Sans oublier que tout ce joli petit monde cultive aussi allègrement le respect de ses
racines. Autrement dit celui des fondateurs, qui constitue le socle même de l'entreprise.
C'est ainsi qu'à 78 ans, Marcel effectue son petit tour dans la maison, chaque jour de
très bonne heure, afin de s'assurer de la bonne marche de l'entreprise. Et que jamais au
grand jamais, son rejeton ne prend à la légère les remarques de son aîné. Reste que
la solidité de ce clan ne s'explique pas uniquement grâce aux valeurs familiales. Il
existe bien sûr une confiance réciproque. Ainsi qu'une implication très jeune dans
l'entreprise de chacun des descendants. "Personnellement, je n'ai obligé aucun de
mes enfants à reprendre l'affaire. Mais, je les ai tout de même mis dès leur majorité
devant leurs responsabilités", explique Marcel Carrier. "Il le fallait
parce que j'ai travaillé avant tout à préserver un patrimoine que j'espérais
logiquement transmettre à mes enfants", précise ce dernier. Résultat : les
rendez-vous chez le notaire et autres techniciens en transmission d'entreprise, les
Carrier connaissent par cur.

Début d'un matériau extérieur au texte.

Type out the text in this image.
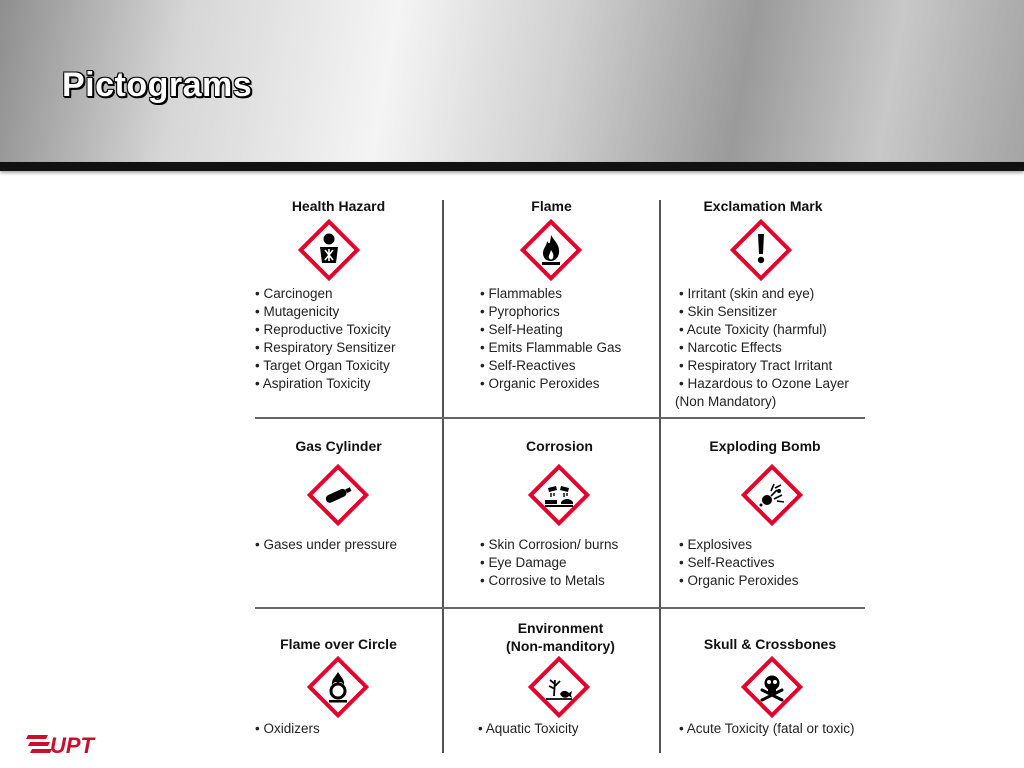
Pictograms
Health Hazard
• Carcinogen
• Mutagenicity
• Reproductive Toxicity
• Respiratory Sensitizer
• Target Organ Toxicity
• Aspiration Toxicity
Flame
• Flammables
• Pyrophorics
• Self-Heating
• Emits Flammable Gas
• Self-Reactives
• Organic Peroxides
Exclamation Mark
• Irritant (skin and eye)
• Skin Sensitizer
• Acute Toxicity (harmful)
• Narcotic Effects
• Respiratory Tract Irritant
• Hazardous to Ozone Layer
(Non Mandatory)
Gas Cylinder
• Gases under pressure
Corrosion
• Skin Corrosion/ burns
• Eye Damage
• Corrosive to Metals
Exploding Bomb
• Explosives
• Self-Reactives
• Organic Peroxides
Flame over Circle
• Oxidizers
Environment
(Non-manditory)
• Aquatic Toxicity
Skull & Crossbones
• Acute Toxicity (fatal or toxic)
UPT
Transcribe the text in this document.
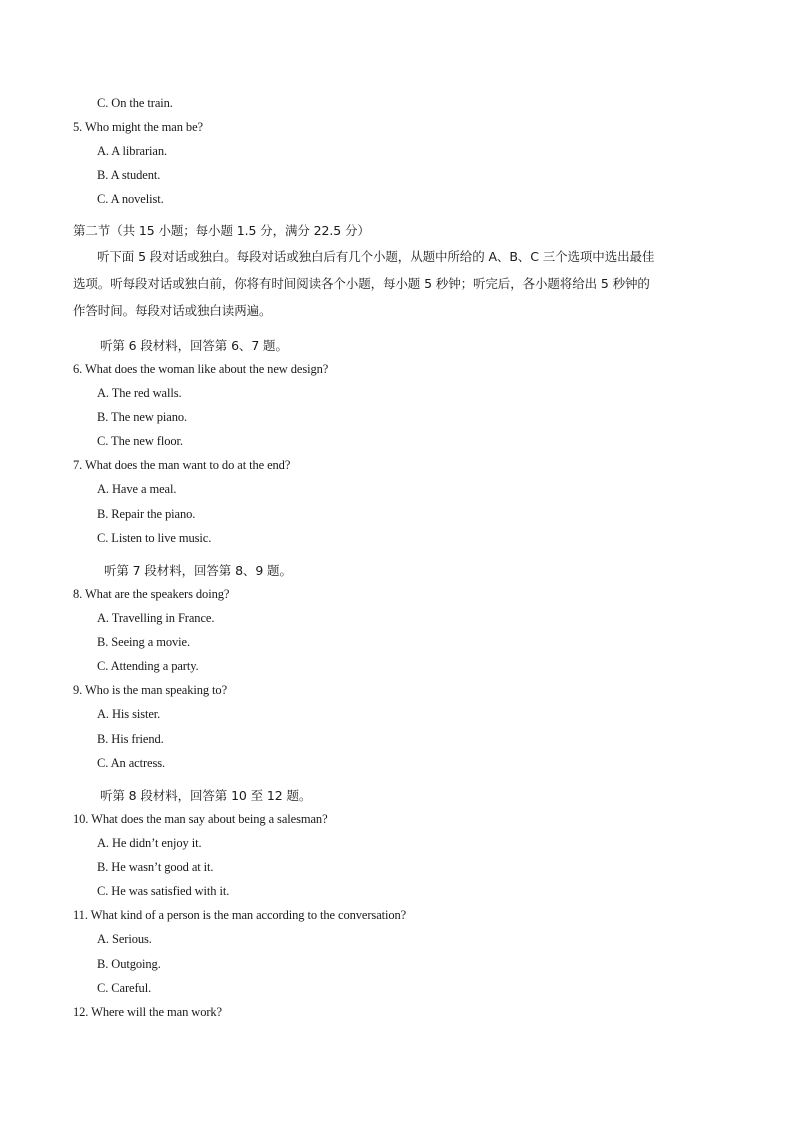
C. On the train.
5. Who might the man be?
A. A librarian.
B. A student.
C. A novelist.
第二节（共 15 小题；每小题 1.5 分，满分 22.5 分）
听下面 5 段对话或独白。每段对话或独白后有几个小题，从题中所给的 A、B、C 三个选项中选出最佳
选项。听每段对话或独白前，你将有时间阅读各个小题，每小题 5 秒钟；听完后，各小题将给出 5 秒钟的
作答时间。每段对话或独白读两遍。
听第 6 段材料，回答第 6、7 题。
6. What does the woman like about the new design?
A. The red walls.
B. The new piano.
C. The new floor.
7. What does the man want to do at the end?
A. Have a meal.
B. Repair the piano.
C. Listen to live music.
听第 7 段材料，回答第 8、9 题。
8. What are the speakers doing?
A. Travelling in France.
B. Seeing a movie.
C. Attending a party.
9. Who is the man speaking to?
A. His sister.
B. His friend.
C. An actress.
听第 8 段材料，回答第 10 至 12 题。
10. What does the man say about being a salesman?
A. He didn’t enjoy it.
B. He wasn’t good at it.
C. He was satisfied with it.
11. What kind of a person is the man according to the conversation?
A. Serious.
B. Outgoing.
C. Careful.
12. Where will the man work?
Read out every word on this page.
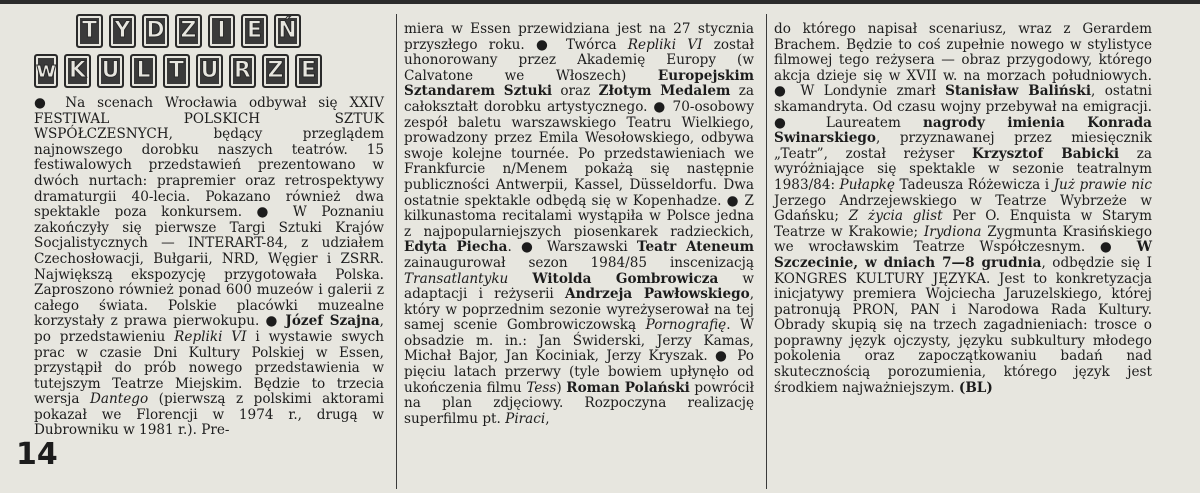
T Y D Z I E Ń
w K U L T U R Z E

● Na scenach Wrocławia odbywał się XXIV FESTIWAL POLSKICH SZTUK WSPÓŁCZESNYCH, będący przeglądem najnowszego dorobku naszych teatrów. 15 festiwalowych przedstawień prezentowano w dwóch nurtach: prapremier oraz retrospektywy dramaturgii 40-lecia. Pokazano również dwa spektakle poza konkursem. ● W Poznaniu zakończyły się pierwsze Targi Sztuki Krajów Socjalistycznych — INTERART-84, z udziałem Czechosłowacji, Bułgarii, NRD, Węgier i ZSRR. Największą ekspozycję przygotowała Polska. Zaproszono również ponad 600 muzeów i galerii z całego świata. Polskie placówki muzealne korzystały z prawa pierwokupu. ● Józef Szajna, po przedstawieniu Repliki VI i wystawie swych prac w czasie Dni Kultury Polskiej w Essen, przystąpił do prób nowego przedstawienia w tutejszym Teatrze Miejskim. Będzie to trzecia wersja Dantego (pierwszą z polskimi aktorami pokazał we Florencji w 1974 r., drugą w Dubrowniku w 1981 r.). Pre-

miera w Essen przewidziana jest na 27 stycznia przyszłego roku. ● Twórca Repliki VI został uhonorowany przez Akademię Europy (w Calvatone we Włoszech) Europejskim Sztandarem Sztuki oraz Złotym Medalem za całokształt dorobku artystycznego. ● 70-osobowy zespół baletu warszawskiego Teatru Wielkiego, prowadzony przez Emila Wesołowskiego, odbywa swoje kolejne tournée. Po przedstawieniach we Frankfurcie n/Menem pokażą się następnie publiczności Antwerpii, Kassel, Düsseldorfu. Dwa ostatnie spektakle odbędą się w Kopenhadze. ● Z kilkunastoma recitalami wystąpiła w Polsce jedna z najpopularniejszych piosenkarek radzieckich, Edyta Piecha. ● Warszawski Teatr Ateneum zainaugurował sezon 1984/85 inscenizacją Transatlantyku Witolda Gombrowicza w adaptacji i reżyserii Andrzeja Pawłowskiego, który w poprzednim sezonie wyreżyserował na tej samej scenie Gombrowiczowską Pornografię. W obsadzie m. in.: Jan Świderski, Jerzy Kamas, Michał Bajor, Jan Kociniak, Jerzy Kryszak. ● Po pięciu latach przerwy (tyle bowiem upłynęło od ukończenia filmu Tess) Roman Polański powrócił na plan zdjęciowy. Rozpoczyna realizację superfilmu pt. Piraci,

do którego napisał scenariusz, wraz z Gerardem Brachem. Będzie to coś zupełnie nowego w stylistyce filmowej tego reżysera — obraz przygodowy, którego akcja dzieje się w XVII w. na morzach południowych. ● W Londynie zmarł Stanisław Baliński, ostatni skamandryta. Od czasu wojny przebywał na emigracji. ● Laureatem nagrody imienia Konrada Swinarskiego, przyznawanej przez miesięcznik „Teatr”, został reżyser Krzysztof Babicki za wyróżniające się spektakle w sezonie teatralnym 1983/84: Pułapkę Tadeusza Różewicza i Już prawie nic Jerzego Andrzejewskiego w Teatrze Wybrzeże w Gdańsku; Z życia glist Per O. Enquista w Starym Teatrze w Krakowie; Irydiona Zygmunta Krasińskiego we wrocławskim Teatrze Współczesnym. ● W Szczecinie, w dniach 7—8 grudnia, odbędzie się I KONGRES KULTURY JĘZYKA. Jest to konkretyzacja inicjatywy premiera Wojciecha Jaruzelskiego, której patronują PRON, PAN i Narodowa Rada Kultury. Obrady skupią się na trzech zagadnieniach: trosce o poprawny język ojczysty, języku subkultury młodego pokolenia oraz zapoczątkowaniu badań nad skutecznością porozumienia, którego język jest środkiem najważniejszym. (BL)

14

Toutes les démarches de donation ayant toujours été
réalisées en parfaite transparence entre les membres de la fratrie. "Nos parents
ont très tôt, avec l'aide de leur comptable, sécurisé la succession. Ils ont
également toujours profité des dispositifs fiscaux en nous faisant des donations à
chaque fois qu'ils le pouvaient", raconte Pierre Carrier. Une manière
intelligente d'impliquer concrètement les bénéficiaires dans la vie de l'entreprise.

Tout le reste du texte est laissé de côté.